Research has shown that SPO13 overexpression inhibits cleavage of Scc1/Mcd1, affecting cell cycle progression . Experimental designs should incorporate appropriate controls including Cdc28 as a loading control for Western blots and monitoring of both metaphase and anaphase spindles to track cell cycle progression .

How might emerging antibody technologies improve SPO13 research?

Emerging antibody technologies that could improve SPO13 research include:

• Single-domain antibodies (nanobodies):

  • Smaller size allows better penetration into cellular compartments

  • Can access epitopes that conventional antibodies cannot reach

  • Potential for live-cell imaging of SPO13 dynamics

• Proximity labeling with antibody-enzyme fusions:

  • SPO13 antibodies fused to enzymes like APEX2 or BioID

  • Allows identification of transient interaction partners

  • Can reveal spatial organization of SPO13 and associated proteins

• Bi-specific antibodies:

  • Simultaneous targeting of SPO13 and interacting partners

  • Enables detection of specific protein complexes

  • Can distinguish between different functional pools of SPO13

• Enhanced validation approaches:

  • CRISPR-based validation systems

  • Orthogonal binding reagents (aptamers, affimers)

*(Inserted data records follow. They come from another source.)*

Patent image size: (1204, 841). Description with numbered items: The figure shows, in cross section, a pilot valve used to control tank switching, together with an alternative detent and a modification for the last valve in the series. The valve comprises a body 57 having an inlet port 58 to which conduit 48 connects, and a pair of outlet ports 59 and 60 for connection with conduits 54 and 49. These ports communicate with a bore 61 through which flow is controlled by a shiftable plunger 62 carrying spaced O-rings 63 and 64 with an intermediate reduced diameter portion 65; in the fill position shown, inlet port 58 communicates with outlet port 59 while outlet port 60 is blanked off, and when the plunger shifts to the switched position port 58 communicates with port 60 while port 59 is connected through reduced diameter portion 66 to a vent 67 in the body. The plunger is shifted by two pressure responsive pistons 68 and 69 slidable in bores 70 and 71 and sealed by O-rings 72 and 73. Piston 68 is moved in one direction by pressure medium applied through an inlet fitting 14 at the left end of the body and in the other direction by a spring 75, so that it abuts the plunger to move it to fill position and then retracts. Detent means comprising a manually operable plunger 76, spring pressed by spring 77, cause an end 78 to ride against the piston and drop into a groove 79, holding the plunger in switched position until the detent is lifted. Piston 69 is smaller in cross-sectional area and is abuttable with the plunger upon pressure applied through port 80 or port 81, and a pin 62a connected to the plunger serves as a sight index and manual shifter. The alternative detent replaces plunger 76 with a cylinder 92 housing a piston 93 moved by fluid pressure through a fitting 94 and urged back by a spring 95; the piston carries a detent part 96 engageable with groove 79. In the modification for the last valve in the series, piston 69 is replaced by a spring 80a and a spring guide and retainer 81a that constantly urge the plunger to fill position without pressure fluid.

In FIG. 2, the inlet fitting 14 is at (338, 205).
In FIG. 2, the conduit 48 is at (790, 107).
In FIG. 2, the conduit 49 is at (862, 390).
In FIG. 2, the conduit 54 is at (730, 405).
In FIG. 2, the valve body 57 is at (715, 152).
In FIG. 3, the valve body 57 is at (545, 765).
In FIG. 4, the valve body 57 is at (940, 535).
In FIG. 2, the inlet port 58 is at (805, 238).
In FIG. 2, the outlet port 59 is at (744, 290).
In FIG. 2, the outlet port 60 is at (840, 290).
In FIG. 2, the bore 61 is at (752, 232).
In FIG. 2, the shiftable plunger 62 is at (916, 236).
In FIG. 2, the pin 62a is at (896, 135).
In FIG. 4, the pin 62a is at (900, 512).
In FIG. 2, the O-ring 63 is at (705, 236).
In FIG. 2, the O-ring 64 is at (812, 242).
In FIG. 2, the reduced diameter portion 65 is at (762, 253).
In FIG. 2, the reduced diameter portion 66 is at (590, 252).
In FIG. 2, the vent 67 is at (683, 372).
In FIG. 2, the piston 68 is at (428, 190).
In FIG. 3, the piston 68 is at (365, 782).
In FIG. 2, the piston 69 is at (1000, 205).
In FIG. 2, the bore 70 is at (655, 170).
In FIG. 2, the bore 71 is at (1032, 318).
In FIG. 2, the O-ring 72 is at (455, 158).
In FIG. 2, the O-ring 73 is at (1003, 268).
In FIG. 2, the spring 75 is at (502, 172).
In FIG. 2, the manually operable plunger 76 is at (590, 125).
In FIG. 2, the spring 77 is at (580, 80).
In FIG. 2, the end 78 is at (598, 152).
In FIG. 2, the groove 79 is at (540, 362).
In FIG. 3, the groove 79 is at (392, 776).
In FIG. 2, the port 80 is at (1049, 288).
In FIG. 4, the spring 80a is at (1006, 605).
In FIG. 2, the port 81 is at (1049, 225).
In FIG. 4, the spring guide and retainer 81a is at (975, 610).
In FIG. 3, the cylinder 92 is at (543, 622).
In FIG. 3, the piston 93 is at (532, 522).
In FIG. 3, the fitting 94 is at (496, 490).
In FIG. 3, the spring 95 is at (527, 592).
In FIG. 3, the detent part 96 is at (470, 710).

  • AI-powered epitope prediction for improved antibody design

• Multiplexed detection systems:

  • Mass cytometry (CyTOF) for simultaneous detection of dozens of proteins

  • Imaging mass cytometry for spatial resolution of protein networks

  • Sequential imaging approaches for highly multiplexed detection

These technologies could help resolve outstanding questions about SPO13's dynamic localization, which has been observed to change from primarily nucleolar association to multiple large nuclear foci over time .

What are the key considerations for developing phospho-specific antibodies against SPO13?

Developing phospho-specific antibodies against SPO13 requires several key considerations:

• Phosphorylation site selection:

  • Identify functionally relevant phosphorylation sites using mass spectrometry

  • Focus on sites regulated during cell cycle progression

  • Prioritize conserved sites across species if applicable

• Peptide design:

  • Create phosphopeptides that include 10-15 amino acids surrounding the phosphorylation site

  • Ensure the phosphorylation site is centrally located in the peptide

  • Consider coupling to carrier proteins (KLH, BSA) for immunization

• Antibody production approach:

  • Monoclonal vs. polyclonal considerations

  • Species selection for immunization

  • Screening strategy to identify phospho-specific clones

• Validation requirements:

  • Test against phosphorylated and non-phosphorylated peptides

  • Validate with phosphatase-treated samples

  • Confirm with SPO13 phosphosite mutants (S→A or S→E mutations)

  • Test in spo13Δ backgrounds as negative controls

SPO13 is known to be phosphorylated and stabilized at G2/M in a Cdk/Clb-dependent manner , making phospho-specific antibodies particularly valuable for studying its regulation during cell cycle progression.